Doug Ford has ticked off potential rivals for the leadership of Ontario’s struggling Progressive Conservatives without even entering the race.
His comment that four MPPs and one MP in the hunt for Tim Hudak’s old job aren’t up to defeating Premier Kathleen Wynne landed with a thud at Queen’s Park.
“I’ll stack my winnability up against anybody else’s any day,” leadership candidate and four-term Nepean-Carleton MPP Lisa MacLeod said Wednesday as the prospect of Ford in the contest gripped politicos.
Liberals privately rub their hands with glee at the idea while Conservatives reel at the thought given his penchant for impolitic remarks and the baggage of his brother Rob’s scandals.
Ford, who placed a close second to John Tory for the Toronto mayoralty and is mulling a leadership bid, also earned a rebuke from interim PC Leader Jim Wilson.
He said Ford’s negative comments about potential rivals is no way to show an interest in running.

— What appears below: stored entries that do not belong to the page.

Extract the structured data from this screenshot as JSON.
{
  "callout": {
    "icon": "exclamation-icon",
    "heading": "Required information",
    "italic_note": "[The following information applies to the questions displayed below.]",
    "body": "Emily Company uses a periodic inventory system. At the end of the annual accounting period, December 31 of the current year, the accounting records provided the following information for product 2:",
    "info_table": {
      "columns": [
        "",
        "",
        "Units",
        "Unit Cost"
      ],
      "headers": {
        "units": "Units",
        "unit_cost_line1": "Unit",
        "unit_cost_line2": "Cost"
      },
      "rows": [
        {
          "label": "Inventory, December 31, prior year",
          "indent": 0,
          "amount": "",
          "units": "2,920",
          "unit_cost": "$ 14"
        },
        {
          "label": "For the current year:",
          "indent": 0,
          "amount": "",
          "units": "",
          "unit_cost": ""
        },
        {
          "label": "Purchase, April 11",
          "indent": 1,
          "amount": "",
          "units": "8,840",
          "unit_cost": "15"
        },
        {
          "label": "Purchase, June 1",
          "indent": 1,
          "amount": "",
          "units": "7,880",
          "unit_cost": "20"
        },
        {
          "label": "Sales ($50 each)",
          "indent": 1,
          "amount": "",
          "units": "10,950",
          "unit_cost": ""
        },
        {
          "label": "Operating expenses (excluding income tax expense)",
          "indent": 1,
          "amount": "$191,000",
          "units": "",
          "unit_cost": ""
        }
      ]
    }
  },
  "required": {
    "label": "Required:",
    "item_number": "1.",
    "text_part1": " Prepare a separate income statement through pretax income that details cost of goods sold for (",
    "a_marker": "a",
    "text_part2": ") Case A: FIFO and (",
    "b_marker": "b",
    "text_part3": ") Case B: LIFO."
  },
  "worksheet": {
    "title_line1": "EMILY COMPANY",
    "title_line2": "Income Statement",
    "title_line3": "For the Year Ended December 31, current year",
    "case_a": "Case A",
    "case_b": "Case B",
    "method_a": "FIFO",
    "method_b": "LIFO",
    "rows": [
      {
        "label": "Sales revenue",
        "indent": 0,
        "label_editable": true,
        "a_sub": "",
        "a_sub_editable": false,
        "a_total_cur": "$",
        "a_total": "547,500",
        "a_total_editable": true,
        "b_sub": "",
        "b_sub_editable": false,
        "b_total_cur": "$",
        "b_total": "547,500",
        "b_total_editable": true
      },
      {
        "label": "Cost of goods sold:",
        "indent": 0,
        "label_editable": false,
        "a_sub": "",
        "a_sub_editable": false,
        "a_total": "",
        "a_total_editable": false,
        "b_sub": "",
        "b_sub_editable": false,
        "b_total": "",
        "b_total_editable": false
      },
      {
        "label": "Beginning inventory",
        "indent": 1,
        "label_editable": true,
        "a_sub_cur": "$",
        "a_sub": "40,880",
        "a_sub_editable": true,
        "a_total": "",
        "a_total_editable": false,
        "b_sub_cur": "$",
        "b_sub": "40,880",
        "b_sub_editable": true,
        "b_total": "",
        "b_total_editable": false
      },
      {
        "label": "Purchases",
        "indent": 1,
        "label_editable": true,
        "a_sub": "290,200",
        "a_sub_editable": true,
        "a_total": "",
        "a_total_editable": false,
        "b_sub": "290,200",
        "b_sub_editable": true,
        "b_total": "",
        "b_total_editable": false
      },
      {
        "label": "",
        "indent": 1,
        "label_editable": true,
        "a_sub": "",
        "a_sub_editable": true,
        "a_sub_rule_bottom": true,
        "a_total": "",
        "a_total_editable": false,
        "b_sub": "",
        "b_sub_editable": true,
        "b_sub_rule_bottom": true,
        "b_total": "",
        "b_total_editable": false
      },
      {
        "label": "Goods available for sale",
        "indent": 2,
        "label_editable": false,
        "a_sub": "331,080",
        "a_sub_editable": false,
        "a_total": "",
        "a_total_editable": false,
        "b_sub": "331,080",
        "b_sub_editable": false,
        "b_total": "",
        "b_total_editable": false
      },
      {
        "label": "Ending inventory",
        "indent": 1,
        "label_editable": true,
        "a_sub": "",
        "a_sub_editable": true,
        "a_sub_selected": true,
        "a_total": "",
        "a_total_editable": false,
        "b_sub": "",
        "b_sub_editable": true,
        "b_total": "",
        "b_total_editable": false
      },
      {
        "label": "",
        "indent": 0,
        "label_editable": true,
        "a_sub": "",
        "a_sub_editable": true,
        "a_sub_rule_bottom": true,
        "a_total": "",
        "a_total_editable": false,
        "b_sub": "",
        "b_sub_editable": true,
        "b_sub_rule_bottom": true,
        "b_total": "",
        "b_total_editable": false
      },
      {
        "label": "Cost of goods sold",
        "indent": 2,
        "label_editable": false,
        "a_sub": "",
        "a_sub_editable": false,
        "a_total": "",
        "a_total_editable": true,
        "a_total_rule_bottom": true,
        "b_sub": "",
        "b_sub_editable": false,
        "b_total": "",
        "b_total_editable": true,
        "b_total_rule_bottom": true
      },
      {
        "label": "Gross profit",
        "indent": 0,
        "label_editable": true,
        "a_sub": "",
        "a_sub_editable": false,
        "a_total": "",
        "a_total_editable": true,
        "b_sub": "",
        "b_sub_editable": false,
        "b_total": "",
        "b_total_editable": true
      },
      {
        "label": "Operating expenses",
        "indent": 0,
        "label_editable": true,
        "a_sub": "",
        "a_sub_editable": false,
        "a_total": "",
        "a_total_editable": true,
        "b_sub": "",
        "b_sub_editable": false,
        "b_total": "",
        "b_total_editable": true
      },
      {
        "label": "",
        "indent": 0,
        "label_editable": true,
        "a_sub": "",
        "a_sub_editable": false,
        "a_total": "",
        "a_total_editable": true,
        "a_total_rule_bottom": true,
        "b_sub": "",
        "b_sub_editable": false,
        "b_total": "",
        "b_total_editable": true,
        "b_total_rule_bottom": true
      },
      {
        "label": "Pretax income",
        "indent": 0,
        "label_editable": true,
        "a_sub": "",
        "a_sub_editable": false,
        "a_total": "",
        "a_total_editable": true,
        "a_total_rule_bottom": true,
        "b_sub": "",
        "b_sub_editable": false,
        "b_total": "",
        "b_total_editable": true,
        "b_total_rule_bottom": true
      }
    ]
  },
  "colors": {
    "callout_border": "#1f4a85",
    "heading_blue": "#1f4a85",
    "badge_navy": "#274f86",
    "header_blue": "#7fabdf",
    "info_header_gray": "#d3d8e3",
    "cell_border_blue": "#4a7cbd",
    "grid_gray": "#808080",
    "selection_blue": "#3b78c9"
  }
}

“Certainly the five candidates in the race now are eminently qualified … I don’t agree with his premise at all,” Wilson told reporters.
Ford is welcome to take a shot at the leadership, “but he shouldn’t be disparaging the people in the race now,” he added.
Ford told the Toronto Star on Tuesday that “I don’t think any of the candidates could beat Kathleen Wynne . . . they don’t attract a certain base in Toronto and the 905 that we would attract.”
While Ford dominated parts of Etobicoke and Scarborough, party insiders cautioned that mounting a credible campaign would require a province-wide organization to win support in all regions and broad fundraising appeal.
Under strict provincial campaign contribution limits, Ford would be prohibited from underwriting much of the cost of his own bid, as he did in the mayoralty.
The party requires a $75,000 entry fee plus a $25,000 refundable deposit and has set a campaign spending limit of $1.25 million per candidate.
Hudak gave Ford credit for surpassing expectations in the Toronto race against Tory and Olivia Chow, suggesting Ford could help the party make a breakthrough in the city.
“He got a lot of votes and he won in areas where I didn’t get those votes,” said Hudak, who was ousted by his caucus after the party lost nine seats in the June election, handing Wynne a majority.
“My job as a former leader is to encourage good people to get in the race. It’s good for the party, it’s good for the province of Ontario and hopefully we’ll get a change in the direction.”
Leadership hopeful Monte McNaughton, MPP for Lambton-Kent-Middlesex, said he’s not worried the sometimes abrasive Ford will join the race.
“I, for one, trust the wisdom of the grassroots to make the right decision in May on who they want to be their leader.”
But McNaughton acknowledged Ford could attract interest and boost the party’s fortunes.
“Just over 10 years ago we had 100,000 members. Today we’re down to 10,000 members. So anything we can do to raise the profile I think is a good thing for the party, quite frankly.”
Conservative MPP Garfield Dunlop (Simcoe North), a MacLeod supporter, said it’s “unfortunate” Ford would say anything negative.
“That’s his big mistake,” said Dunlop.
Also in the race are MPP Christine Elliott, whose late husband Jim Flaherty was a family friend of the Fords, MPP Vic Fedeli and MP Patrick Brown.